A quick look round the garden revealed other tell-tale signs of strange goings-on. Just next to the recycling-box I discovered a large frog, which although still alive, had one back leg outstretched and sticking out at a bizarre angle – yet there are no signs of a fight. No cat-fang marks at all. And yesterday, while I was alone in the house, there was a strange tapping noise, either on the roof, or possibly on the bedroom window. I blamed the magpies at the time, and quickly closed all the windows.

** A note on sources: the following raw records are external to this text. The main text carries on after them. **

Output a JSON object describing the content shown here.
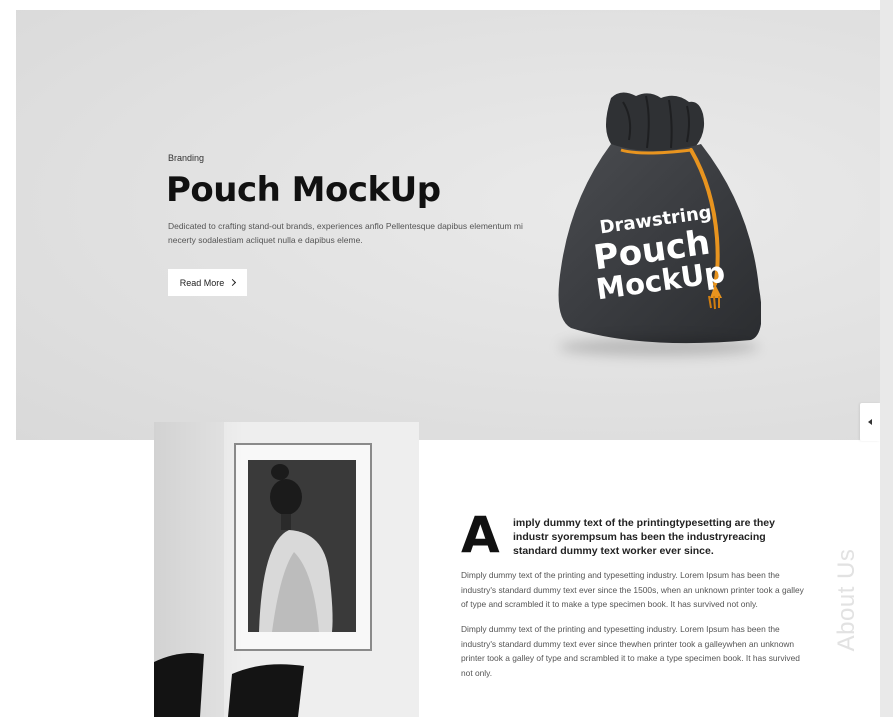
{
  "hero": {
    "kicker": "Branding",
    "title": "Pouch MockUp",
    "description": "Dedicated to crafting stand-out brands, experiences anflo Pellentesque dapibus elementum mi necerty sodalestiam acliquet nulla e dapibus eleme.",
    "read_more_label": "Read More",
    "pouch_print": [
      "Drawstring",
      "Pouch",
      "MockUp"
    ]
  },
  "about": {
    "dropcap": "A",
    "lead": "imply dummy text of the printingtypesetting are they industr syorempsum has been the industryreacing standard dummy text worker ever since.",
    "paragraph_1": "Dimply dummy text of the printing and typesetting industry. Lorem Ipsum has been the industry's standard dummy text ever since the 1500s, when an unknown printer took a galley of type and scrambled it to make a type specimen book. It has survived not only.",
    "paragraph_2": "Dimply dummy text of the printing and typesetting industry. Lorem Ipsum has been the industry's standard dummy text ever since thewhen printer took a galleywhen an unknown printer took a galley of type and scrambled it to make a type specimen book. It has survived not only.",
    "vertical_label": "About Us"
  },
  "colors": {
    "hero_bg": "#e1e1e1",
    "pouch": "#3b3d40",
    "drawstring": "#e8941f",
    "text_dark": "#111111"
  }
}
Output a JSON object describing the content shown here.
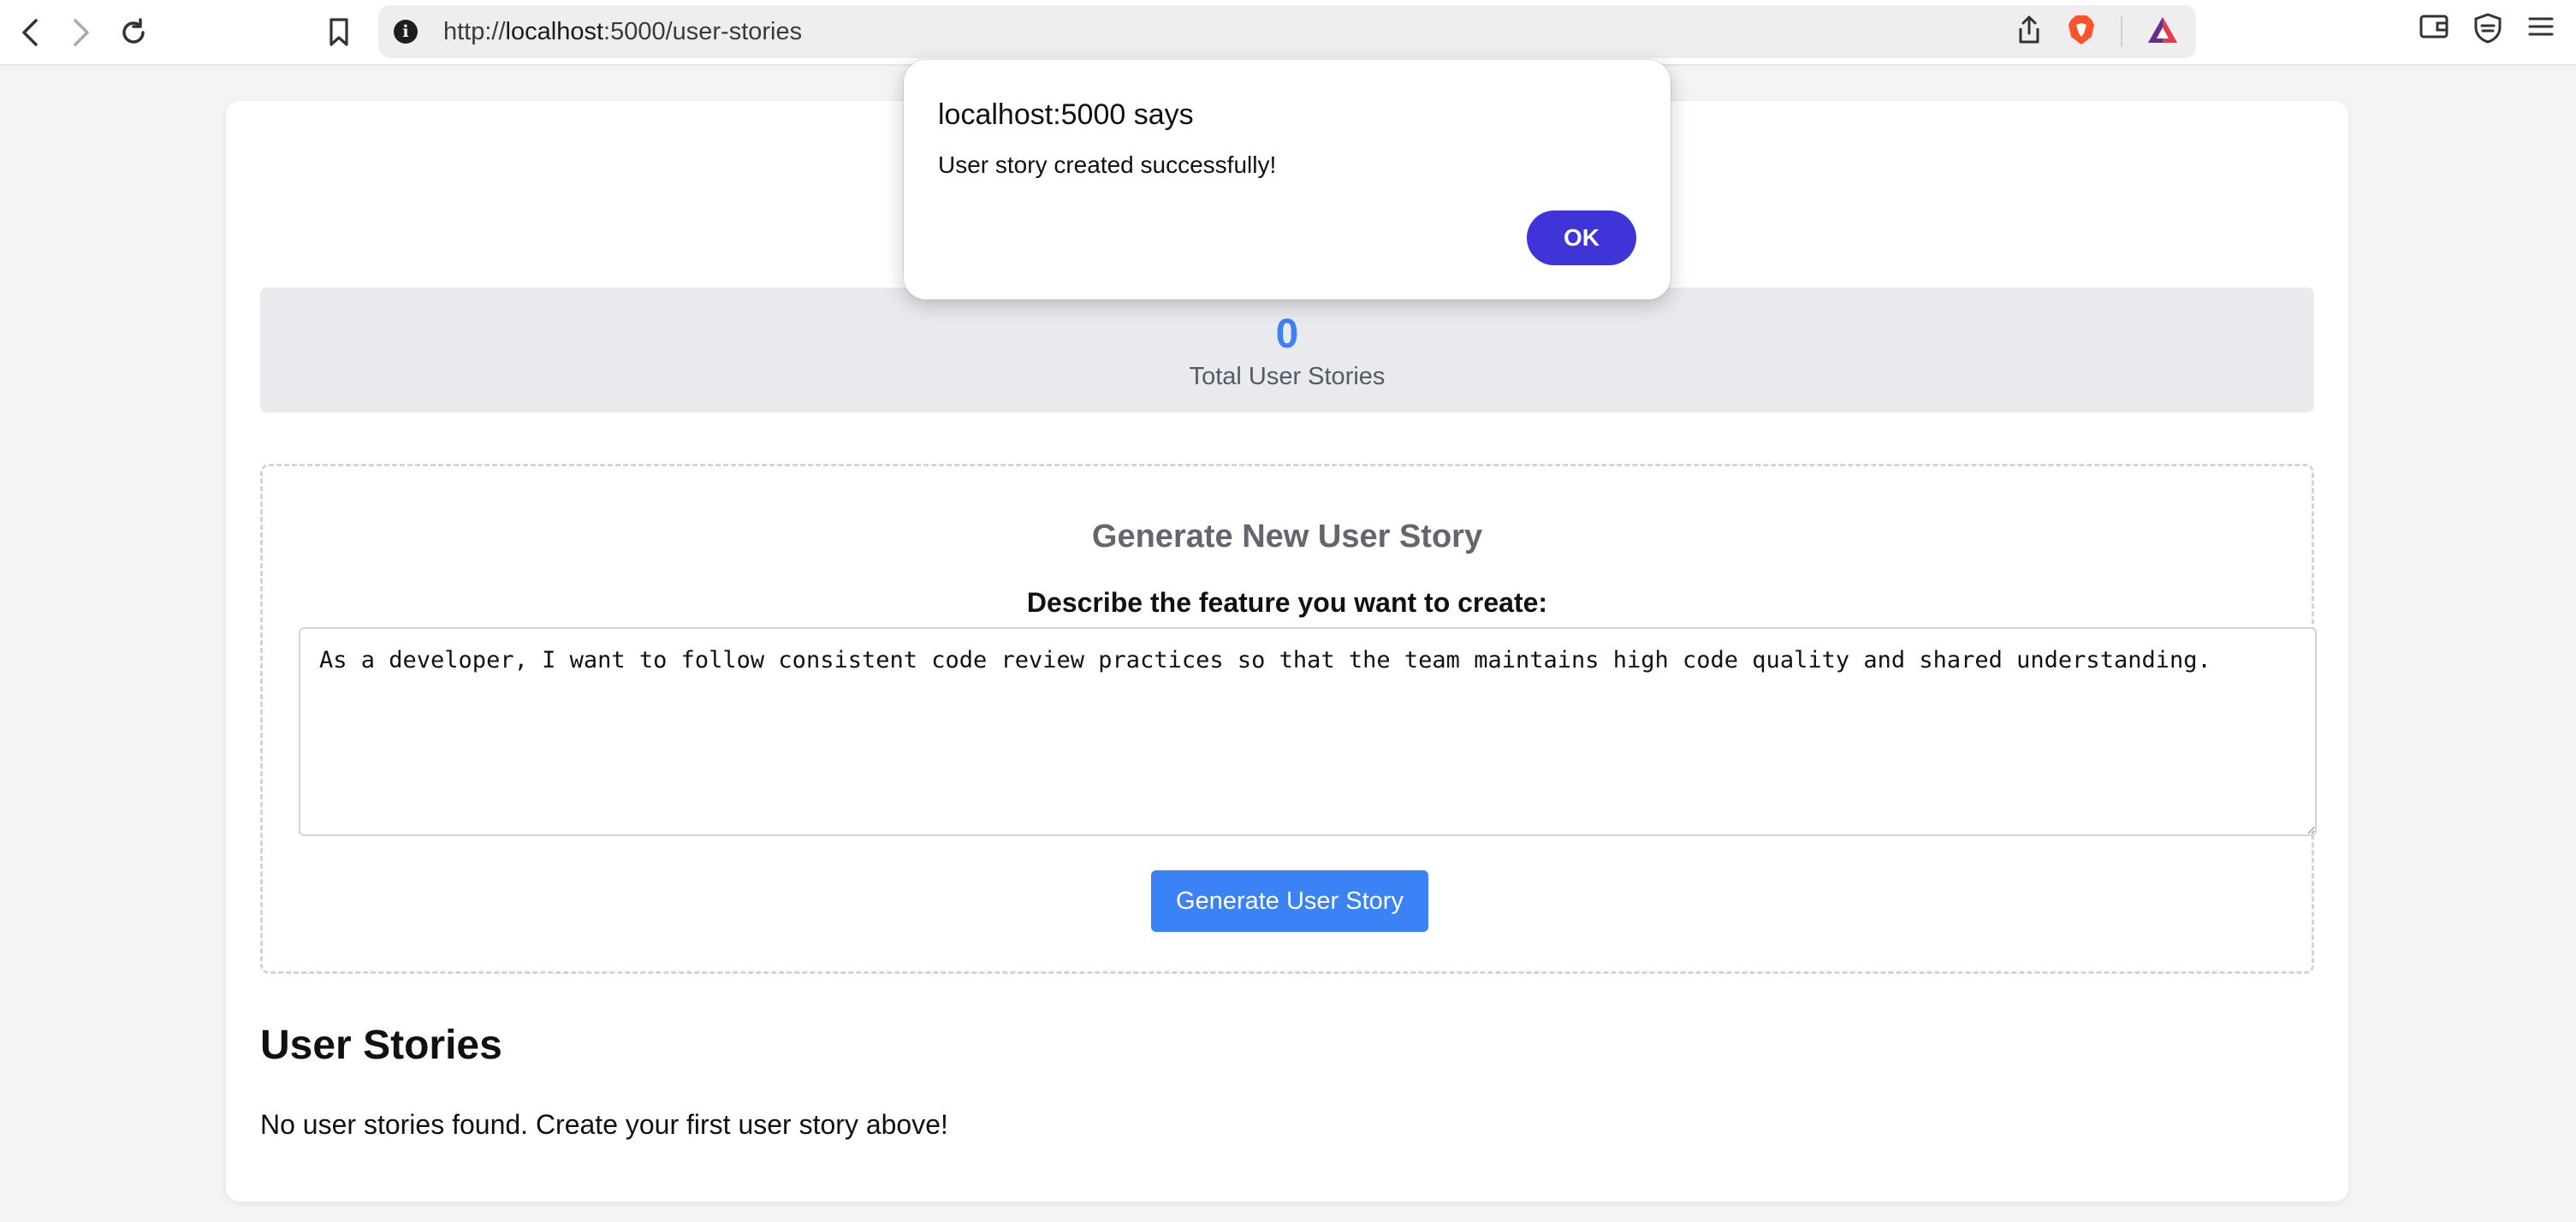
{
  "browser": {
    "url_prefix": "http://",
    "url_host": "localhost",
    "url_path": ":5000/user-stories",
    "icons": [
      "back-icon",
      "forward-icon",
      "reload-icon",
      "bookmark-icon",
      "site-info-icon",
      "share-icon",
      "brave-shields-icon",
      "brave-rewards-icon",
      "wallet-icon",
      "vpn-shield-icon",
      "menu-icon"
    ],
    "info_glyph": "i"
  },
  "stats": {
    "count": "0",
    "label": "Total User Stories"
  },
  "generator": {
    "title": "Generate New User Story",
    "prompt_label": "Describe the feature you want to create:",
    "textarea_value": "As a developer, I want to follow consistent code review practices so that the team maintains high code quality and shared understanding.",
    "button_label": "Generate User Story"
  },
  "stories": {
    "heading": "User Stories",
    "empty_message": "No user stories found. Create your first user story above!"
  },
  "dialog": {
    "title": "localhost:5000 says",
    "message": "User story created successfully!",
    "ok_label": "OK"
  },
  "colors": {
    "accent": "#3b82f6",
    "dialog_button": "#3f34d8",
    "page_background": "#f3f4f6"
  }
}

It reminded me of the time when my grandma was living with my mum, a few years back. Grandma had started to “see things”, and my mum had put these hallucinations down to a combination of an overactive imagination and “her age”. My mum would take her an early morning cup of tea, and ask what sort of a night she’d had. It was always dreadful. Grandma enjoyed the role of martyr to the full. She NEVER slept. (Quite why she snored half the night then was another mystery.)
She’d say things like: “At 4 o’clock there was a cat trying to get into my bedroom.” My mum would ridicule this suggestion. “No,” she would say, “You must have dreamt it, it’s impossible.” She’d look out of the window – there was no way for a cat to get up onto the window ledge, and even if there was, it was way too narrow to sit on. Sometimes Grandma would see the “cat” in her room in the afternoon. She’d be coming back from the bathroom, and it would be sitting on her chair. She'd call my mum up in a panic. My mum would investigate – there was never a cat. She’d sneakily sniff my grandma’s cup of tea to see if she'd added a drop too much whisky…
A couple of months after Grandma died, my mum was woken by a scratching noise at the window – and there he was. The cat who had mastered the art of walking up brick-walls! My mum felt the inevitable guilt… but at the back of her mind I know she was thinking, “I bet that’s her, come back to prove a point!”
I don’t really believe in all the supernatural stuff, but when inexplicable things happen, it seems easier to come up with irrational explanations – but wherever the toothbrush came from, whoever brought it – why a bloody GREEN one? We’ve enough green in the garden.